The SLR has since been lowered as part of an overall effort to grant the private sector a greater role in the economy and bigger share of India’s financial resources. Just recently, to release more money for lending, the RBI reduced the ratio from 24 to 23 per cent. Strangely, however, many banks have been found to hold far more Government bonds than they need to (30 per cent in some cases). What’s going on?

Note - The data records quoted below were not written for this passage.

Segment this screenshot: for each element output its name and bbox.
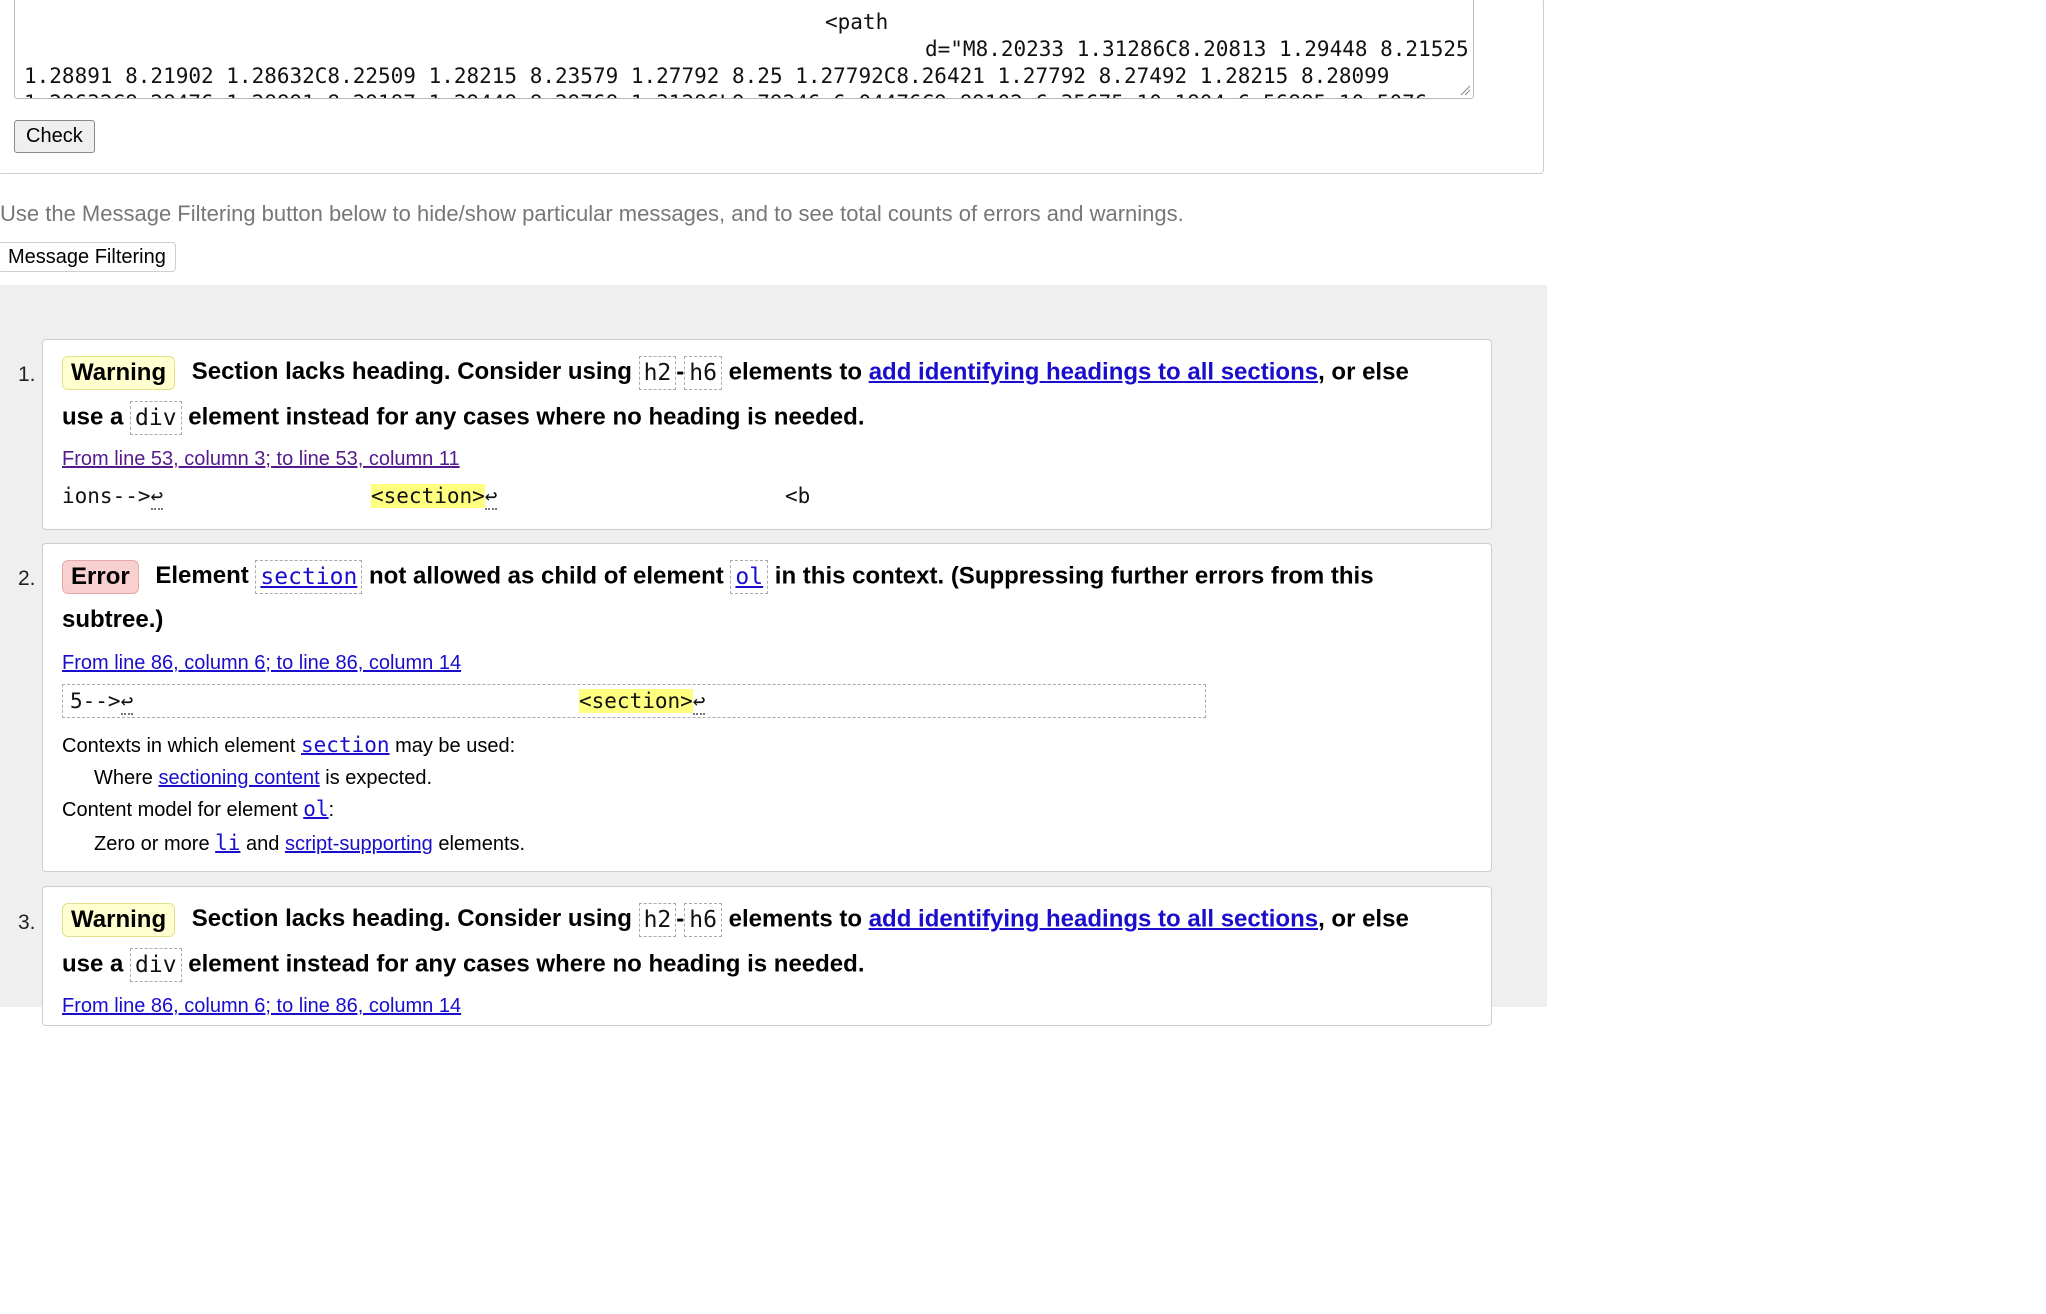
headings-link[interactable]: add identifying headings to all sections (869, 905, 1318, 932)
contexts-where-line: Where sectioning content is expected. (94, 767, 432, 790)
message-text-line: Warning Section lacks heading. Consider … (62, 356, 1409, 390)
message-text: element instead for any cases where no h… (188, 403, 865, 431)
message-text-line: use a div element instead for any cases … (62, 401, 864, 435)
message-text: elements to (728, 905, 863, 933)
message-text: , or else (1318, 358, 1409, 386)
message-text: in this context. (Suppressing further er… (774, 562, 1374, 590)
message-number: 2. (18, 567, 36, 590)
contexts-line: Contexts in which element section may be… (62, 733, 515, 758)
message-number: 3. (18, 911, 36, 934)
code-h6: h6 (684, 903, 722, 937)
dash-text: - (676, 358, 685, 386)
message-text: Section lacks heading. Consider using (191, 905, 632, 933)
check-button[interactable]: Check (14, 120, 95, 153)
code-text: ol (303, 797, 329, 821)
message-warning-3: Warning Section lacks heading. Consider … (42, 886, 1492, 1026)
extract-text: 5-->↩ (70, 689, 134, 715)
message-number: 1. (18, 363, 36, 386)
detail-text: Contexts in which element (62, 735, 296, 757)
message-error-2: Error Element section not allowed as chi… (42, 543, 1492, 872)
content-model-detail-line: Zero or more li and script-supporting el… (94, 831, 525, 856)
detail-text: and (246, 833, 280, 855)
detail-text: : (328, 799, 335, 821)
extract-highlight: <section>↩ (371, 484, 498, 510)
sectioning-content-link[interactable]: sectioning content (158, 767, 319, 789)
section-context-link[interactable]: section (301, 733, 390, 757)
ol-element-link[interactable]: ol (735, 564, 763, 590)
message-text: Element (155, 562, 249, 590)
message-text-line: use a div element instead for any cases … (62, 948, 864, 982)
script-supporting-link[interactable]: script-supporting (285, 833, 433, 855)
detail-text: Where (94, 767, 153, 789)
newline-mark: ↩ (150, 484, 164, 510)
detail-text: Content model for element (62, 799, 298, 821)
message-text: element instead for any cases where no h… (188, 950, 865, 978)
message-text: elements to (728, 358, 863, 386)
message-text-line: subtree.) (62, 606, 164, 633)
input-form-panel: <path d="M8.20233 1.31286C8.20813 1.2944… (0, 0, 1544, 174)
code-h2: h2 (638, 356, 677, 390)
detail-text: may be used: (395, 735, 516, 757)
content-model-line: Content model for element ol: (62, 797, 334, 822)
location-link[interactable]: From line 86, column 6; to line 86, colu… (62, 652, 461, 675)
extract-post: <b (785, 484, 811, 508)
code-div: div (130, 401, 182, 435)
message-warning-1: Warning Section lacks heading. Consider … (42, 339, 1492, 530)
message-text: use a (62, 403, 124, 431)
filter-hint-text: Use the Message Filtering button below t… (0, 201, 1184, 226)
extract-pre: ions--> (62, 484, 151, 508)
warning-badge: Warning (62, 356, 176, 390)
extract-highlight: <section>↩ (579, 689, 706, 715)
source-line: 1.28891 8.21902 1.28632C8.22509 1.28215 … (24, 64, 1390, 88)
highlighted-code: <section> (371, 484, 485, 508)
source-line: 1.28632C8.28476 1.28891 8.29187 1.29448 … (24, 91, 1427, 98)
message-text: not allowed as child of element (369, 562, 724, 590)
code-h2: h2 (638, 903, 677, 937)
message-text-line: Warning Section lacks heading. Consider … (62, 903, 1409, 937)
warning-badge: Warning (62, 903, 176, 937)
extract-text: ions-->↩ (62, 484, 164, 510)
extract-pre: 5--> (70, 689, 121, 713)
code-h6: h6 (684, 356, 722, 390)
newline-mark: ↩ (692, 689, 706, 715)
newline-mark: ↩ (484, 484, 498, 510)
source-textarea[interactable]: <path d="M8.20233 1.31286C8.20813 1.2944… (14, 0, 1474, 99)
newline-mark: ↩ (120, 689, 134, 715)
detail-text: Zero or more (94, 833, 210, 855)
message-text: use a (62, 950, 124, 978)
code-text: section (301, 733, 390, 757)
li-element-link[interactable]: li (215, 831, 241, 855)
results-area: 1. Warning Section lacks heading. Consid… (0, 285, 1547, 1026)
location-link[interactable]: From line 86, column 6; to line 86, colu… (62, 995, 461, 1018)
error-badge: Error (62, 560, 139, 594)
code-div: div (130, 948, 182, 982)
source-line: d="M8.20233 1.31286C8.20813 1.29448 8.21… (925, 37, 1469, 61)
resize-grip-icon[interactable] (1460, 85, 1471, 96)
message-filtering-button[interactable]: Message Filtering (0, 242, 176, 272)
section-element-link[interactable]: section (260, 564, 357, 590)
location-link[interactable]: From line 53, column 3; to line 53, colu… (62, 448, 460, 471)
detail-text: is expected. (325, 767, 432, 789)
headings-link[interactable]: add identifying headings to all sections (869, 358, 1318, 385)
source-line: <path (825, 10, 889, 34)
message-text-line: Error Element section not allowed as chi… (62, 560, 1374, 594)
code-text: li (215, 831, 241, 855)
highlighted-code: <section> (579, 689, 693, 713)
code-ol: ol (730, 560, 769, 594)
ol-content-link[interactable]: ol (303, 797, 329, 821)
dash-text: - (676, 905, 685, 933)
message-text: , or else (1318, 905, 1409, 933)
detail-text: elements. (438, 833, 526, 855)
message-text: Section lacks heading. Consider using (191, 358, 632, 386)
code-section: section (255, 560, 363, 594)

“It is a classic case of lazy but logical banking,” says Phani Sekhar of Angel Broking. ‘Lazy’ because it gets a bank low returns for negligible effort, while it could get higher interest income by lending the cash to a business whose prospects it would have to assess. ‘Logical’ because, with India’s economy in a slump and defaults on the rise, the risks of lending have multiplied. Says Sekhar, “A large part of the economy asking for credit—the pharma, power and infrastructure sectors—is not creditworthy.”
There was once a time that banks were faced with the same story across sectors. Their interest earnings were low and default rates roughly the same. The current cycle, however, is witnessing a phenomenon of good earnings and low defaults in some sectors and bad earnings and high defaults in others. The problem is that these boom sectors have already been loaned plenty of funds, and since the bust sectors are too risky, banks have little option but to settle for the 8.2 per cent yield they get on 10-year Government bonds, only a little more than what they pay their depositors (on average). The Government isn’t complaining; it helps keep its interest burden relatively low.
Lazy banking, as seen in the early 2000s, usually has banks making money on bond portfolios (via treasury department trades). In a prolonged downturn, as lending declines, more and more funds go into Government bonds, steadily pushing their prices up (bond bull-runs often coincide with stock bear markets). But in this cycle, bond prices have not shown a sustained incline. This imposes a limit on lazy banking. A revival in business spirits could even leave lazy bankers with portfolio losses.